Her research methods have also been criticized in terms of the way they are conducted. A lot of the time Loftus used what is known as “force-choice” testing. For example she would give participants two slides to choose from which can sometimes lead to false results. Korriat and Goldsmith have shown that witness accuracy can be dramatically increased if tests do not rely on force-choice testing and witnesses are allowed to give no answer if they are unsure in any way. It also seems fair to say that witnesses are able to produce far more accurate memories for events if they are given the appropriate cues i.e. recreate the context, report every detail, and recall the event in different order and changing the perspective
Loftus has also been criticized for her explanations of post event information.

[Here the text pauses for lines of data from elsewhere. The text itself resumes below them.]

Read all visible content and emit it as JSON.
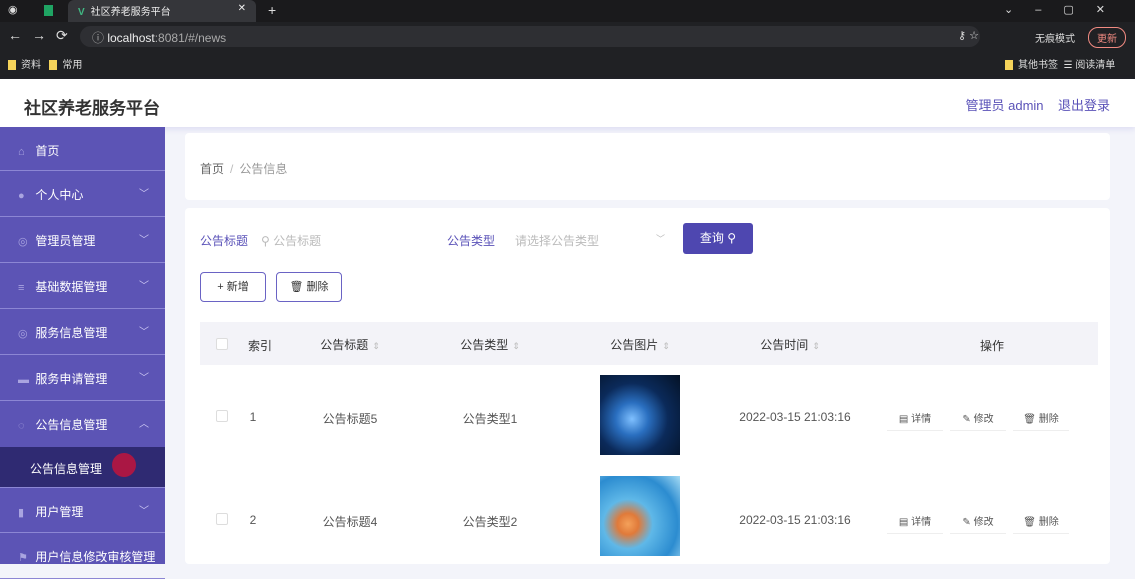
{
  "browser": {
    "tab_title": "社区养老服务平台",
    "url_host": "localhost",
    "url_path": ":8081/#/news",
    "incognito": "无痕模式",
    "update": "更新",
    "bookmarks": [
      "资料",
      "常用"
    ],
    "other_bookmarks": "其他书签",
    "reading_list": "阅读清单"
  },
  "header": {
    "title": "社区养老服务平台",
    "user": "管理员 admin",
    "logout": "退出登录"
  },
  "sidebar": {
    "items": [
      {
        "label": "首页",
        "icon": "home-icon"
      },
      {
        "label": "个人中心",
        "icon": "user-icon"
      },
      {
        "label": "管理员管理",
        "icon": "admin-icon"
      },
      {
        "label": "基础数据管理",
        "icon": "list-icon"
      },
      {
        "label": "服务信息管理",
        "icon": "service-icon"
      },
      {
        "label": "服务申请管理",
        "icon": "apply-icon"
      },
      {
        "label": "公告信息管理",
        "icon": "notice-icon"
      }
    ],
    "sub_item": "公告信息管理",
    "items2": [
      {
        "label": "用户管理"
      },
      {
        "label": "用户信息修改审核管理"
      }
    ]
  },
  "breadcrumb": {
    "home": "首页",
    "sep": "/",
    "current": "公告信息"
  },
  "search": {
    "title_label": "公告标题",
    "title_placeholder": "公告标题",
    "type_label": "公告类型",
    "type_placeholder": "请选择公告类型",
    "query": "查询"
  },
  "actions": {
    "add": "新增",
    "delete": "删除"
  },
  "table": {
    "headers": [
      "索引",
      "公告标题",
      "公告类型",
      "公告图片",
      "公告时间",
      "操作"
    ],
    "rows": [
      {
        "index": "1",
        "title": "公告标题5",
        "type": "公告类型1",
        "time": "2022-03-15 21:03:16"
      },
      {
        "index": "2",
        "title": "公告标题4",
        "type": "公告类型2",
        "time": "2022-03-15 21:03:16"
      }
    ],
    "row_actions": {
      "detail": "详情",
      "edit": "修改",
      "delete": "删除"
    }
  }
}
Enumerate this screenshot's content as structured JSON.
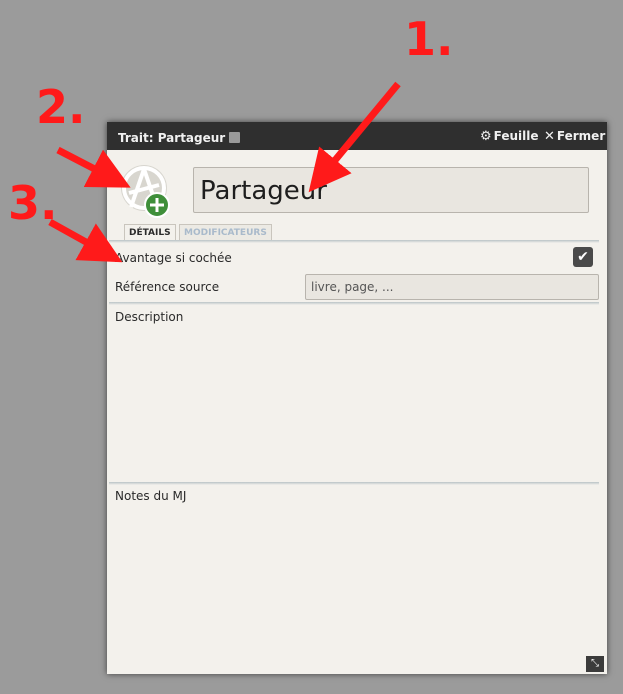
{
  "annotations": {
    "a1": "1.",
    "a2": "2.",
    "a3": "3."
  },
  "window": {
    "title": "Trait: Partageur",
    "sheet_label": "Feuille",
    "close_label": "Fermer"
  },
  "name": "Partageur",
  "tabs": {
    "details": "DÉTAILS",
    "modifiers": "MODIFICATEURS"
  },
  "fields": {
    "advantage_label": "Avantage si cochée",
    "advantage_checked": true,
    "source_label": "Référence source",
    "source_placeholder": "livre, page, ...",
    "description_label": "Description",
    "gm_notes_label": "Notes du MJ"
  },
  "colors": {
    "annotation": "#ff1a1a",
    "titlebar": "#2f2f2f",
    "sheet_bg": "#f3f1ec"
  },
  "icons": [
    "gear-icon",
    "close-icon",
    "anarchy-plus-icon",
    "check-icon",
    "resize-icon"
  ]
}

She believes that in the light of new information old memory traces are deleted and replaced by the new false memory. Other researchers believe that the memory trace is still available even though it has been obscured by new information.
Memory for Faces (face recognition)
We have so far considered memory in terms of events but people are sometimes called upon to give descriptions of people involved in these events. Descriptions might include things like build, hairstyle, clothes and also the context that these people were seen in i.e. you are less likely to recognize your doctor in the swimming pool. Young and Bruce (1991) call this the “little red riding hood effect.” However face recognition is viewed as un-reliable partly because of the surprise element involved when witnessing a crime and partly because the individuals are removed from the context in which they originally witnessed the crime. It seems that in most crimes the face of the perpetrator is not the focus of attention. In order to increase the accuracy in which we recall things we need greater exposure to them from different angles because our memory for familiar faces has a more 3-D quality about it.
Eyewitness Summary
Although it is possible under certain circumstances that people can recall certain events vividly and in accurate detail eyewitness accounts can be unreliable. It is therefore important for psychologists to investigate the reason why inaccuracies arise and to suggest ways they may improve.